For a species that exists at the apex of the trophic pyramid to co-opt such a disproportionate amount of energy is simply thermodynamically unstable. This is not to say that the energy must comes from the biosphere, now or in the future (obviously we're sucking moat of it from the last three hundred millions years or so of photosynthetic banking), but its expenditure during human activity is inextricably linked to the overall entropic state of the biosphere.

And as I said recently on another Rabbet Run thread, thermodynamics is a bitch. There's simply no way that a huge proportion of the sand in the sandpit can be stacked grain upon grain upon grain in one corner. Other civilisations found this out in the past: our turn is coming, with much of the thermodynamic debt to be paid by the agency of extinction - if not of our species, then by many others, both floral and faunal.

Thermodynamics/entropy imply an asymptote that defines maximum sustainable human energy use, no matt erhte source of the energy.

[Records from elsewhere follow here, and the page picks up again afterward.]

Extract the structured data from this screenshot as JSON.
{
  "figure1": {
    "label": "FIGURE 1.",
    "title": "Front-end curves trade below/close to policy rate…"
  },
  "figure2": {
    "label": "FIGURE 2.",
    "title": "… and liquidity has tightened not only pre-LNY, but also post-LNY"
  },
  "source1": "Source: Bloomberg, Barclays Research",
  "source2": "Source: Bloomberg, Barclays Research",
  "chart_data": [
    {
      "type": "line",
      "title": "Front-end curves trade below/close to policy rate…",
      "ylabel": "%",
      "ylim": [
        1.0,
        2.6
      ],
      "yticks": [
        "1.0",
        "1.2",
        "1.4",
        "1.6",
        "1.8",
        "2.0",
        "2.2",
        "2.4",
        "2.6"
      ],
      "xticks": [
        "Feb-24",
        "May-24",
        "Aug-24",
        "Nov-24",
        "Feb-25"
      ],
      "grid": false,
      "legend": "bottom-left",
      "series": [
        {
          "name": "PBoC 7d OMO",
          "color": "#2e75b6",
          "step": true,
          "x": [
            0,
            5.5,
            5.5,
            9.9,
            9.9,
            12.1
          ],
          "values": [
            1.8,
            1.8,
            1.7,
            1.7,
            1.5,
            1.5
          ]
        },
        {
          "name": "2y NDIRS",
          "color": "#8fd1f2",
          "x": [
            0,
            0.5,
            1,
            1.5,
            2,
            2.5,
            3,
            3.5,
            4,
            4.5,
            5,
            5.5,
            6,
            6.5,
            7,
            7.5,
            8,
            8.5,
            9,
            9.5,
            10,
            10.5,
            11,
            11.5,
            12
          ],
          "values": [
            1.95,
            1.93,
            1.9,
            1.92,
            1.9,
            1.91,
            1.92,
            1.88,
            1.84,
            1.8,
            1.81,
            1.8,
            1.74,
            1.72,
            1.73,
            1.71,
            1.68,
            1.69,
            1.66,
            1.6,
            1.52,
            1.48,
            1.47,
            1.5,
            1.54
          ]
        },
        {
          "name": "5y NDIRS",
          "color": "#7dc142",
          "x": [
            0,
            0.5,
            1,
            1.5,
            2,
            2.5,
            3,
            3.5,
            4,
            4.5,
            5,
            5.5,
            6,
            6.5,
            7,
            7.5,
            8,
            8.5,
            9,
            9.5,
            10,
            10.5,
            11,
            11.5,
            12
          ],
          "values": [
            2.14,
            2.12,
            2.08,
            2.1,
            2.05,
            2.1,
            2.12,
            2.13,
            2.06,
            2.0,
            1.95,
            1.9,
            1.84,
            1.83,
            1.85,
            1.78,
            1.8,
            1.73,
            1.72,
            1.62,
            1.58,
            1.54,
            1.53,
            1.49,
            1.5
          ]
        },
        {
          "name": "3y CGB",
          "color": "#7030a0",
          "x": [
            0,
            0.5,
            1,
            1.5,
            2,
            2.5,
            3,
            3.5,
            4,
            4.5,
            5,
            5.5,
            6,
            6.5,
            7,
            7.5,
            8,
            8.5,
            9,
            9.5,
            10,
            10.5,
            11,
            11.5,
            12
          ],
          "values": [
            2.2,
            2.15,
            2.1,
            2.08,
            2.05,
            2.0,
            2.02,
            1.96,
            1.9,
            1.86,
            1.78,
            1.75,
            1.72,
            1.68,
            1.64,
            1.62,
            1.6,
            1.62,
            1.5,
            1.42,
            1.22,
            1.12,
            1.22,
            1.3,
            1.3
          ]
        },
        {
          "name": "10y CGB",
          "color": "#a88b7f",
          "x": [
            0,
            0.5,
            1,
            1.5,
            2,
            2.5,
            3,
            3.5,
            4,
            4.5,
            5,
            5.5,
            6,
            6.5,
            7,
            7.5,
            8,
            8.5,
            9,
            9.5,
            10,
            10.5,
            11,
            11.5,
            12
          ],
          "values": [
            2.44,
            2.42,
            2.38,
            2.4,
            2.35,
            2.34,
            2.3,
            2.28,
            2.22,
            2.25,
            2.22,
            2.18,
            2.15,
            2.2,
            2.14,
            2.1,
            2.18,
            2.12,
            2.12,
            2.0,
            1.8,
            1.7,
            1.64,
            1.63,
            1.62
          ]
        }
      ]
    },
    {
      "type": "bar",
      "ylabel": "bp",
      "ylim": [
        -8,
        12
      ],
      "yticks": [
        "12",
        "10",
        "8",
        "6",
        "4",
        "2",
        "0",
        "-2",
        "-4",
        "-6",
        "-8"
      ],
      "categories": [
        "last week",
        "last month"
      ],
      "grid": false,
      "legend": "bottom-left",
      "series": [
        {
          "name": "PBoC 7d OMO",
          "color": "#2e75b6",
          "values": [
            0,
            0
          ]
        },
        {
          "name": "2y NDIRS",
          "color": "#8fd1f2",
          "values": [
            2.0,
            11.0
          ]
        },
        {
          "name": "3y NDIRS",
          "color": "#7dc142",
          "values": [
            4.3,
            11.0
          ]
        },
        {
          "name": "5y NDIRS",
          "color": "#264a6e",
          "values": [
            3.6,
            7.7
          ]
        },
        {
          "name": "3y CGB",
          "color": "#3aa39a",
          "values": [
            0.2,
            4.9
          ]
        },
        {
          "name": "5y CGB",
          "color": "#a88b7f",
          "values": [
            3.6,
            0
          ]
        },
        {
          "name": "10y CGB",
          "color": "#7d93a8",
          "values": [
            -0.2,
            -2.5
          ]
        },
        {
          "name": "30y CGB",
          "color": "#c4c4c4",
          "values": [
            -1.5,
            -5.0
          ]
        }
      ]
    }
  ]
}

Overdraw, and the excess will be paid with high interest.

And the bitch always gets her money back.

It's a lesson that too few understand, even amongst the scientific fraternity.


Bernard J.

THE CLIMATE WARS said...

And now for an inspirational message from Willis Eschenbach:

Chance the widdershins steps of the tarantella, lift the ancient curses and look under them for old coins and lost loves and dust bunnies with a vest and a gold pocketwatch, opt for an immediate increase in the uncertainty levels, stay away from the world of adrenalin deficit spending, hold your dearest warm under your heart while you dare the icy seas of life,

EliRabett said...

The dust bunnies are the ones to watch out for. Do you know how much global warming aerosols are responsible for?

THE CLIMATE WARS said...

No, but I hope the gold watch is waterproof and boiling stock resistant.

Robert Grumbine said...

I recall seeing an EOS article by Cesar Emiliani some years before Paul Crutzen's mention of the idea. Partly Emiliani was arguing for a zero year of about 10000 BC in current notation. But the basis included substantial reference to 'anthropocene' thinking.

Anyhow, easily found (in geological terms) evidence will include
* The Great Unconformity (farming has uprooted and blended the upper meters of a large fraction of the planet; add in slash and burn agriculture leaving an easy 'wild'fire signiature starting ca. 10,000 years ago)

* The Great Extinction (which will be distinguishable in, e.g. the loss of all large mammals from North America ca. 10000 years ago, plus major losses in amphibians and others in more recent times)

* The Atomic Age (above-ground nuclear testing has produced so many long-lived isotopes, and sent them so far around the world, that it'll be easy to detect for millions of years. One impactor was able to fling enough iridium around the world that we could find it easily 63 million years later. And that's for a trace element -- not afterwork of something purposefully enriched in U235.)

* Ice cores + trace metals (we can detect the onset of the Iron Age in the polar caps for the trace metals from refining. Current usage is trivial, comparatively, to see). (ok, have to assume that the ice sheets survive present activities, but if AA does, then no problem. A-Bomb debris is trivial at that range.)

* Dam deposits. (Even if the concrete + rebar of the Hoover Dam (e.g.) is undetectable, the rapid construction of a sediment wedge in a place where one would not be expected will be tell-tale. Aswan high dam, three gorges, .... There are plenty of dams that are building sediment wedges of some size. Thorough geological exploration will show them up.)

* Ocean C13 excursion (The fossil fuel carbon signature is depleted in 13C, and such excursions are easy to observe in the geologic record. One is at the KT boundary, 63 million years ago. Ours is already, I think, larger than that.)

* Ice Bubble CO2 levels (we're already far above anything observed in the past 800 ky, and have been for long enough that even an averaging process will show it.)


... and, no doubt, several more.

If the present layers of Antarctica survive 100 ky, then our future geologist should be easily able to get notice and date our activities to 1950 give or take 1000 years. For reasons related to those above 'BP' means 'Before Present', which is defined in those areas as 1950. So I'll go with that too.